High-intensity sweeteners are commonly used as sugar substitutes or sugar alternatives because they are many times sweeter than sugar but contribute only a few to no calories when added to foods. High-intensity sweeteners, like all other ingredients added to food in the United States, must be safe for consumption.

What are high-intensity sweeteners?

High-intensity sweeteners are ingredients used to sweeten and enhance the flavor of foods. Because high-intensity sweeteners are many times sweeter than table sugar (sucrose), smaller amounts of high-intensity sweeteners are needed to achieve the same level of sweetness as sugar in food. People may choose to use high-intensity sweeteners in place of sugar for a number of reasons, including that they do not contribute calories or only contribute a few calories to the diet. High-intensity sweeteners also generally will not raise blood sugar levels.

How does FDA regulate the use of high-intensity sweeteners in food?

A high intensity sweetener is regulated as a food additive, unless its use as a sweetener is generally recognized as safe (GRAS). The use of a food additive must undergo premarket review and approval by FDA before it can be used in food. In contrast, use of a GRAS substance does not require premarket approval. Rather, the basis for a GRAS determination based on scientific procedures is that experts qualified by scientific training and experience to evaluate its safety conclude, based on publically available information, that the substance is safe under the conditions of its intended use. A company can make an independent GRAS determination for a substance with or without notifying FDA. Regardless of whether a substance is approved for use as a food additive or its use is determined to be GRAS, scientists must determine that it meets the safety standard of reasonable certainty of no harm under the intended conditions of its use. This standard of safety is defined in FDA’s regulations.

Which high-intensity sweeteners are permitted for use in food?

Six high-intensity sweeteners are FDA-approved as food additives in the United States: saccharin, aspartame, acesulfame potassium (Ace-K), sucralose,  neotame, and advantame.

GRAS notices have been submitted to FDA for two types of high-intensity sweeteners (certain steviol glycosides obtained from the leaves of the stevia plant (Stevia rebaudiana (Bertoni) Bertoni) and extracts obtained from Siraitia grosvenorii Swingle fruit, also known as Luo Han Guo or monk fruit).

In what foods are high-intensity sweeteners typically found?

High-intensity sweeteners are widely used in foods and beverages marketed as “sugar-free” or “diet,” including baked goods, soft drinks, powdered drink mixes, candy, puddings, canned foods, jams and jellies, dairy products, and scores of other foods and beverages.

How do I know if high-intensity sweeteners are used in a particular food product?

Consumers can identify the presence of high-intensity sweeteners by name in the ingredient list on food product labels.

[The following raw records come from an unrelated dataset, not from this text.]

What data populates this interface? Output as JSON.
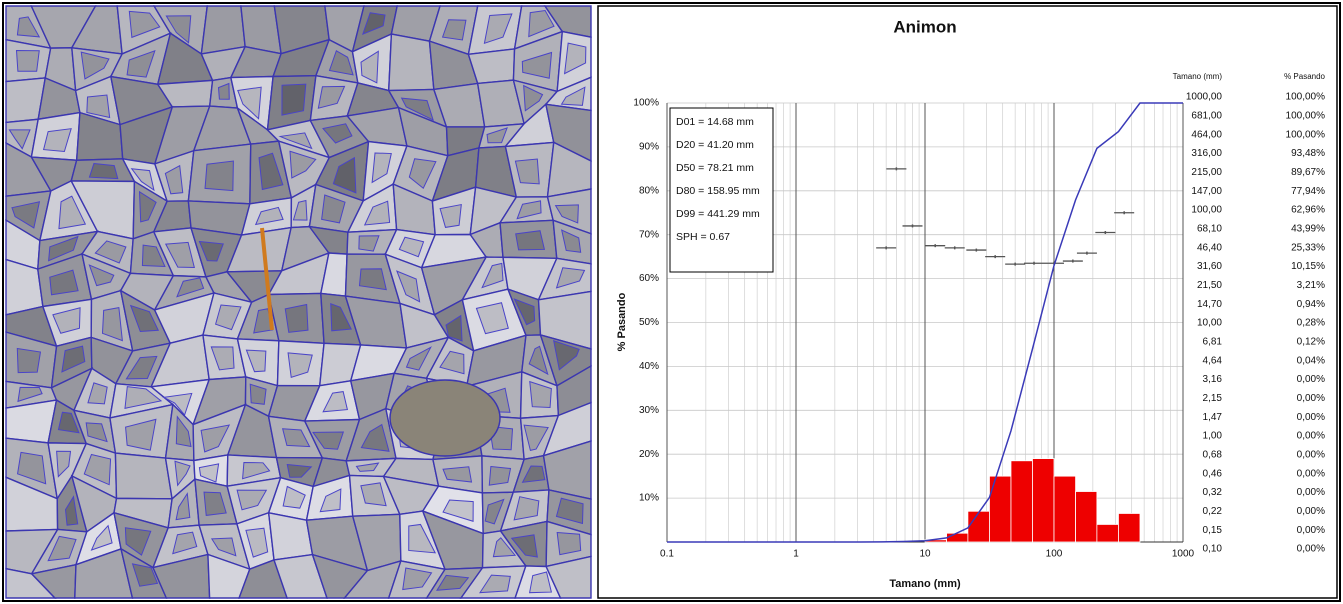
{
  "chart_data": {
    "type": "histogram",
    "title": "Animon",
    "x_label": "Tamano (mm)",
    "y_label": "% Pasando",
    "xlim": [
      0.1,
      1000
    ],
    "ylim": [
      0,
      100
    ],
    "log_x": true,
    "grid": true,
    "xticks": [
      0.1,
      1,
      10,
      100,
      1000
    ],
    "yticks": [
      {
        "value": 10,
        "label": "10%"
      },
      {
        "value": 20,
        "label": "20%"
      },
      {
        "value": 30,
        "label": "30%"
      },
      {
        "value": 40,
        "label": "40%"
      },
      {
        "value": 50,
        "label": "50%"
      },
      {
        "value": 60,
        "label": "60%"
      },
      {
        "value": 70,
        "label": "70%"
      },
      {
        "value": 80,
        "label": "80%"
      },
      {
        "value": 90,
        "label": "90%"
      },
      {
        "value": 100,
        "label": "100%"
      }
    ],
    "bins": [
      10,
      14.7,
      21.5,
      31.6,
      46.4,
      68.1,
      100,
      147,
      215,
      316,
      464
    ],
    "values": [
      0.5,
      2,
      7,
      15,
      18.5,
      19,
      15,
      11.5,
      4,
      6.5
    ],
    "color": "#ee0000",
    "line": {
      "color": "#3a3ab8",
      "x": [
        0.1,
        0.15,
        0.22,
        0.32,
        0.46,
        0.68,
        1,
        1.47,
        2.15,
        3.16,
        4.64,
        6.81,
        10,
        14.7,
        21.5,
        31.6,
        46.4,
        68.1,
        100,
        147,
        215,
        316,
        464,
        681,
        1000
      ],
      "values": [
        0,
        0,
        0,
        0,
        0,
        0,
        0,
        0,
        0,
        0,
        0.04,
        0.12,
        0.28,
        0.94,
        3.21,
        10.15,
        25.33,
        43.99,
        62.96,
        77.94,
        89.67,
        93.48,
        100,
        100,
        100
      ]
    },
    "markers": {
      "color": "#555555",
      "x": [
        5,
        6,
        8,
        12,
        17,
        25,
        35,
        50,
        70,
        100,
        140,
        180,
        250,
        350
      ],
      "values": [
        67,
        85,
        72,
        67.5,
        67,
        66.5,
        65,
        63.3,
        63.5,
        63.5,
        64,
        65.8,
        70.5,
        75
      ]
    },
    "annotations": [
      "D01 = 14.68 mm",
      "D20 = 41.20 mm",
      "D50 = 78.21 mm",
      "D80 = 158.95 mm",
      "D99 = 441.29 mm",
      "SPH = 0.67"
    ]
  },
  "table": {
    "header": [
      "Tamano (mm)",
      "% Pasando"
    ],
    "rows": [
      [
        "1000,00",
        "100,00%"
      ],
      [
        "681,00",
        "100,00%"
      ],
      [
        "464,00",
        "100,00%"
      ],
      [
        "316,00",
        "93,48%"
      ],
      [
        "215,00",
        "89,67%"
      ],
      [
        "147,00",
        "77,94%"
      ],
      [
        "100,00",
        "62,96%"
      ],
      [
        "68,10",
        "43,99%"
      ],
      [
        "46,40",
        "25,33%"
      ],
      [
        "31,60",
        "10,15%"
      ],
      [
        "21,50",
        "3,21%"
      ],
      [
        "14,70",
        "0,94%"
      ],
      [
        "10,00",
        "0,28%"
      ],
      [
        "6,81",
        "0,12%"
      ],
      [
        "4,64",
        "0,04%"
      ],
      [
        "3,16",
        "0,00%"
      ],
      [
        "2,15",
        "0,00%"
      ],
      [
        "1,47",
        "0,00%"
      ],
      [
        "1,00",
        "0,00%"
      ],
      [
        "0,68",
        "0,00%"
      ],
      [
        "0,46",
        "0,00%"
      ],
      [
        "0,32",
        "0,00%"
      ],
      [
        "0,22",
        "0,00%"
      ],
      [
        "0,15",
        "0,00%"
      ],
      [
        "0,10",
        "0,00%"
      ]
    ]
  }
}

Are high-intensity sweeteners safe to eat?

Based on the available scientific evidence, the agency has concluded that the high-intensity sweeteners approved by FDA are safe for the general population under certain conditions of use. For certain highly-purified steviol glycosides and extracts obtained from monk fruit, FDA has not questioned the notifiers’ GRAS determinations under the intended conditions of use described in the GRAS notices submitted to FDA.